An experimental robot with a gentle touch is helping scientists unlock the mysteries of delicate marine life.
The machine — known as "Squishy Fingers” — can operate under intense pressure, as it descends more than 150 meters to collect samples on deep reefs.
The fingers were designed to mimic the dexterity and soft touch of a diver's hand, while standard metal grippers were built for undersea construction, not for handling living sea life.
What the grippers can’t do, said Kevin Galloway, a mechanical engineer at Wyss Institute who helped develop the robot, “is go into some of these little burrows where some of these sea creatures live. They just don't have the instruments that are flexible enough, that are small enough, to go in there."

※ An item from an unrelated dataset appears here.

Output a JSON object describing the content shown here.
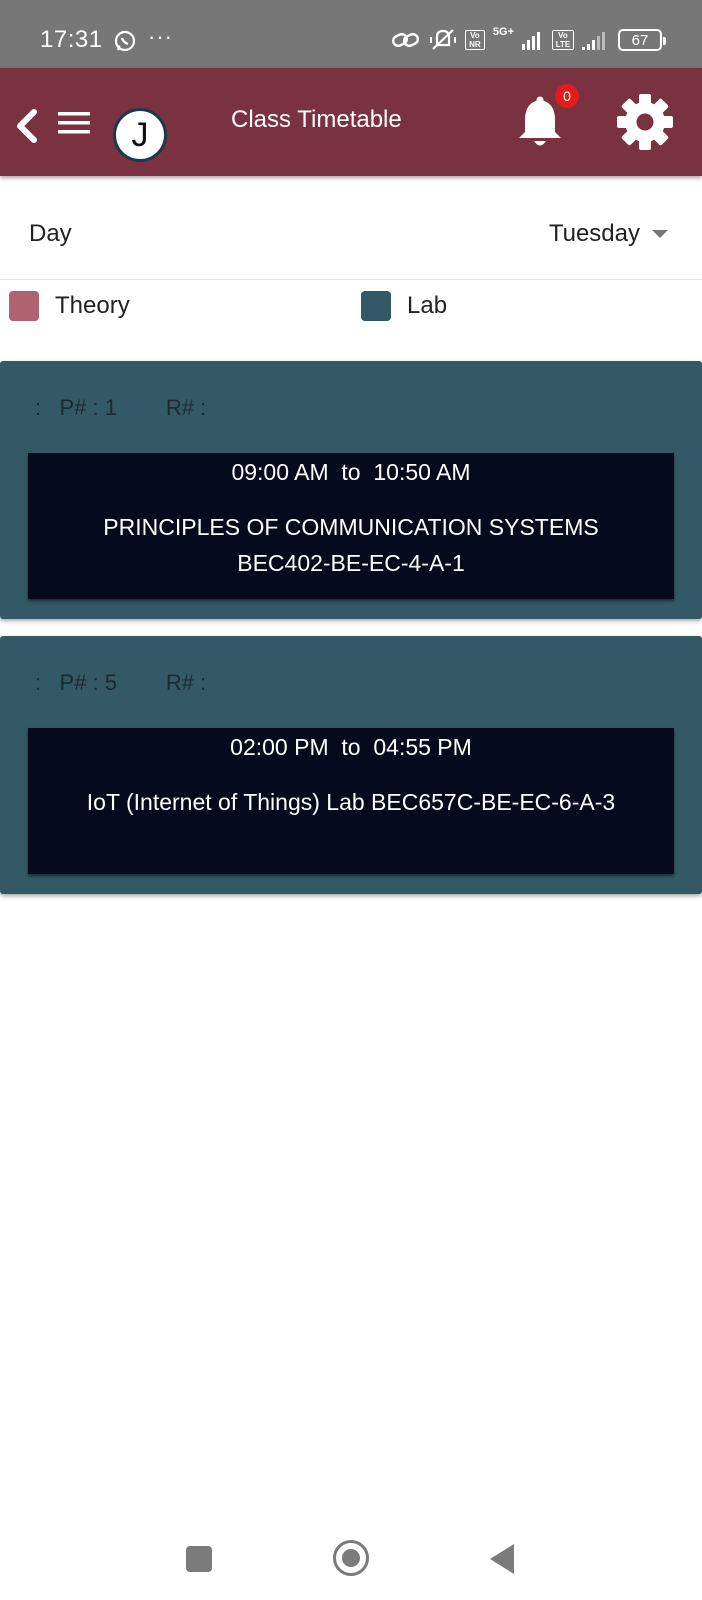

Two kinds of soft robotic grippers were developed to pick up delicate objects of various shapes and sizes. The grippers are made from memory foam that gives them flexibility, and were tested using various vegetables.
"The memory foam does this really neat thing, where as you start to squish it down, it hits a certain pressure,” said Kaitlyn Becker, a graduate student at Wyss Institute. “You press a little bit and you get some pressure, then as you keep squeezing it down, it doesn't change."
There are plans to embed sensors on the grippers to measure the specimens and collect genetic data without removing them from the sea. Besides a video feed from the robot, the scientists hope to add a tactile response to the grippers, so researchers can feel what they are touching.